In addition to Capt. Grossman’s updates, this morning we have new numbers from SPD, released toward the start of what could be another budget battle between the City Council and Mayor. Her office went public with a look at current and projected staffing – a report that West Seattle/South Park City Councilmember Lisa Herbold told WSB she had been requesting for a month, as chair of the Public Safety Committee.

The headline from the mayor’s office, which circulated the information to local business leaders before going public, is that SPD lost more than twice as many officers in September as it’s lost in any single month in department history – 39, including 3 who were in training:

September would normally see the department lose 5 to 7 officers, the report says. It also warns about staffing levels in general:

The report also shows that response times for Priority 1 – the most serious – offenses have been higher than the 7-minute target – here’s the Southwest Precinct (West Seattle/South Park) breakout:

If the trend continues – and if the council chooses to continue the 70-position cut it made in the summer “re-balancing” – the report warns of a staffing-level plummet:

We asked the mayor’s office for more Southwest Precinct specifics, but haven’t received them. When we first contacted Councilmember Herbold for reaction at midday Thursday, she had yet to receive the report from the mayor’s office, but that changed at day’s end.
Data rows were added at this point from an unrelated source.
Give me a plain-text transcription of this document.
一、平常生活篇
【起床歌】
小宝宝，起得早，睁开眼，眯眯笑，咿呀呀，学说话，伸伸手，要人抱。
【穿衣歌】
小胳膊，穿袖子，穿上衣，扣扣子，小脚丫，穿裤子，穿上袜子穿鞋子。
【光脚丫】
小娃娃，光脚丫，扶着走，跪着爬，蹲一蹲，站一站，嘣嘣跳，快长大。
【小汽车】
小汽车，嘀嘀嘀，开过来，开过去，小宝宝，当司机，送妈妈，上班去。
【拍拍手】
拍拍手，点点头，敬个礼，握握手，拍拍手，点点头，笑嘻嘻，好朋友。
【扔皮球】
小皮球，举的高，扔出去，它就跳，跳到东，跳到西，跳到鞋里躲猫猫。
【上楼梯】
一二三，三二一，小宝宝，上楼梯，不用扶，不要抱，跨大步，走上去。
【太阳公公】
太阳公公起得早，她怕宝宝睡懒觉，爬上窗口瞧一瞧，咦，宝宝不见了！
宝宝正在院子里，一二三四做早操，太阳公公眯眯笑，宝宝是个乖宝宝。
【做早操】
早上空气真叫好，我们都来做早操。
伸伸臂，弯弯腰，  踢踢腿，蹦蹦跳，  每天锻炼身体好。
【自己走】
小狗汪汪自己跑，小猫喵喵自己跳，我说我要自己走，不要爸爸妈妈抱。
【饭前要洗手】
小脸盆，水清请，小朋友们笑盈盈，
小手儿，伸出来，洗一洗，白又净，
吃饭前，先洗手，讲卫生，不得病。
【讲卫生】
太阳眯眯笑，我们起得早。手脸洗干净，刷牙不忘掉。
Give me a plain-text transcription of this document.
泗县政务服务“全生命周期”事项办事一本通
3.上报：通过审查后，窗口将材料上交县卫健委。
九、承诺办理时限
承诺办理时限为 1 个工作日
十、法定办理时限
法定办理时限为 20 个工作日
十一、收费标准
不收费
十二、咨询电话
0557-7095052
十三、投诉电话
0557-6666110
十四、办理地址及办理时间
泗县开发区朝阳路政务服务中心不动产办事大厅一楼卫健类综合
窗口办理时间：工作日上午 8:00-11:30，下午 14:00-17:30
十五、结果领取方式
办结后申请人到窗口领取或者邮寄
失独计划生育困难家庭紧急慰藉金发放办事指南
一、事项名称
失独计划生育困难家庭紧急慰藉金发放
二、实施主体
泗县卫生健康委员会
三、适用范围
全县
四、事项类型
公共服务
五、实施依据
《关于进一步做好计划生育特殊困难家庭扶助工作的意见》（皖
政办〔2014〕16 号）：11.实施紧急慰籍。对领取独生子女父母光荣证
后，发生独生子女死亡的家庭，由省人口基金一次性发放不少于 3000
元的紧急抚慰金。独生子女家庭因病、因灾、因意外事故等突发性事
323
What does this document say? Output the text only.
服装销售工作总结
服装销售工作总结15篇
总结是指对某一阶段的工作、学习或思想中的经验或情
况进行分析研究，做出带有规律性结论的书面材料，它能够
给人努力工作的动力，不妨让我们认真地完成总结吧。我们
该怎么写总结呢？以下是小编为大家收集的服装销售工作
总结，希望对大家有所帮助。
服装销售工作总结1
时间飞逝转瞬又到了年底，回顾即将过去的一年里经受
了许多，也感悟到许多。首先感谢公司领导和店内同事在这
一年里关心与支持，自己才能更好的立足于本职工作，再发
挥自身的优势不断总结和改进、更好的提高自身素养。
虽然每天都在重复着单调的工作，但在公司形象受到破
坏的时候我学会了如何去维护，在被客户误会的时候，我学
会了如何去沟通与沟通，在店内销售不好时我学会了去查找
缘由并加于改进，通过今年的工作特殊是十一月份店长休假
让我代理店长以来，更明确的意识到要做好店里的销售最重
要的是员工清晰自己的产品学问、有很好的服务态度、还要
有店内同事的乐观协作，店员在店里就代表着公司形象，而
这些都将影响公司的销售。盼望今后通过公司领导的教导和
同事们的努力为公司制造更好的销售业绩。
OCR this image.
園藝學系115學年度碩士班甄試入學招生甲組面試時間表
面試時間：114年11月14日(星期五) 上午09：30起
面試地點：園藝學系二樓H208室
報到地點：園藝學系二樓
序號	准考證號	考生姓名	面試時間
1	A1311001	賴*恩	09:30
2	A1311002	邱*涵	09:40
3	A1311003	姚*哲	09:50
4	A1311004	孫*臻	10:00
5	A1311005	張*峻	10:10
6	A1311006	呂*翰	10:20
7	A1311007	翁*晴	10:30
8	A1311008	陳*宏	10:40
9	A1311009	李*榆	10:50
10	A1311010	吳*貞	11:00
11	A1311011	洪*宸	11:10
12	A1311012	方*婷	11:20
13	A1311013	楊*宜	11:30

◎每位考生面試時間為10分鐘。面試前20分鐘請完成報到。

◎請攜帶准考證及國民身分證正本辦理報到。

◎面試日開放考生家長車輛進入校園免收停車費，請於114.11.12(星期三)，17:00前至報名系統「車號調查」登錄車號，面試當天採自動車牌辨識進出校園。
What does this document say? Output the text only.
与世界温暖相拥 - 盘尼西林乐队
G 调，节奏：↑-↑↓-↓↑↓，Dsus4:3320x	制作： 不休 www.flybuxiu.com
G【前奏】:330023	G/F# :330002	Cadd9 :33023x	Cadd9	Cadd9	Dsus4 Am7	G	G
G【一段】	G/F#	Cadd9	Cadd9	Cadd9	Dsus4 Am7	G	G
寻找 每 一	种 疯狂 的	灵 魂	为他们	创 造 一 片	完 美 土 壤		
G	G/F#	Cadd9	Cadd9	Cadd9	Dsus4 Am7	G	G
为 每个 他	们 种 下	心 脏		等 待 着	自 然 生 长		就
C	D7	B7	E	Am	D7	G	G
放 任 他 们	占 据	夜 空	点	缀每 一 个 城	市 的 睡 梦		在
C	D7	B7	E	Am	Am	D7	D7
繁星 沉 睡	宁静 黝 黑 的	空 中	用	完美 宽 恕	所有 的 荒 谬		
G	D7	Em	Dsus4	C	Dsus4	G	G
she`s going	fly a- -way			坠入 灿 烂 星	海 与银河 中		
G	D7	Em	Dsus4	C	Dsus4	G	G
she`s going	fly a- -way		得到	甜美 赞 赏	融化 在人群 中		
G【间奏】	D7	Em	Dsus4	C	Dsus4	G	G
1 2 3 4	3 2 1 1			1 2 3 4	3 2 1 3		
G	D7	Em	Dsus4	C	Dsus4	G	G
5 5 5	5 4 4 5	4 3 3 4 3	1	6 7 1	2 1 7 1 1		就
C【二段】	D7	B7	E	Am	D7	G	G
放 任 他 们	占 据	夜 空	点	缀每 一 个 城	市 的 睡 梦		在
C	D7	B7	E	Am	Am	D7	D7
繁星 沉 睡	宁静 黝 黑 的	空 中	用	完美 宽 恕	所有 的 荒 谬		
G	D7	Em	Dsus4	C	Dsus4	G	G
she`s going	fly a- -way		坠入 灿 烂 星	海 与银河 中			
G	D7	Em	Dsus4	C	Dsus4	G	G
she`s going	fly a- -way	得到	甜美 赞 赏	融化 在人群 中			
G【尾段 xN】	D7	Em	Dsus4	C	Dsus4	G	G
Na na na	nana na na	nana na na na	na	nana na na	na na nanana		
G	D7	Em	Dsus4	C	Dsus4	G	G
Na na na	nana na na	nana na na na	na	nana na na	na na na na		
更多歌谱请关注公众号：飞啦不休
Regarding the departure of reassigned officers, Herbold says, “I support Chief Diaz’s strong leadership to deploy officers where they are needed most. Officers who do not want to follow their Chief in the changes that he identifies as the best for the Department and best for the City might find more job satisfaction elsewhere. As it relates to officers who left for other reasons, I understand that working for months at a time managing multiple crises has made this a hard year for everyone on front lines.” She notes that (corrected) the Seattle Fire Department, for example, originally projected 38 separations for the entire year but had 45 through August.

But she contends the new report is not as apocalyptic as some might see it: “One month’s data is not a trend. The separations projected for 2020 at the start of the year was 92 officers. The September numbers bring us to 18 more than the annual projection, this includes six officers who were terminated and one who has died. Terminated or deceased officers are not included in the annual projections, so for an apples to apples comparison, it’s 11 more than were projected to retire or resign this year.”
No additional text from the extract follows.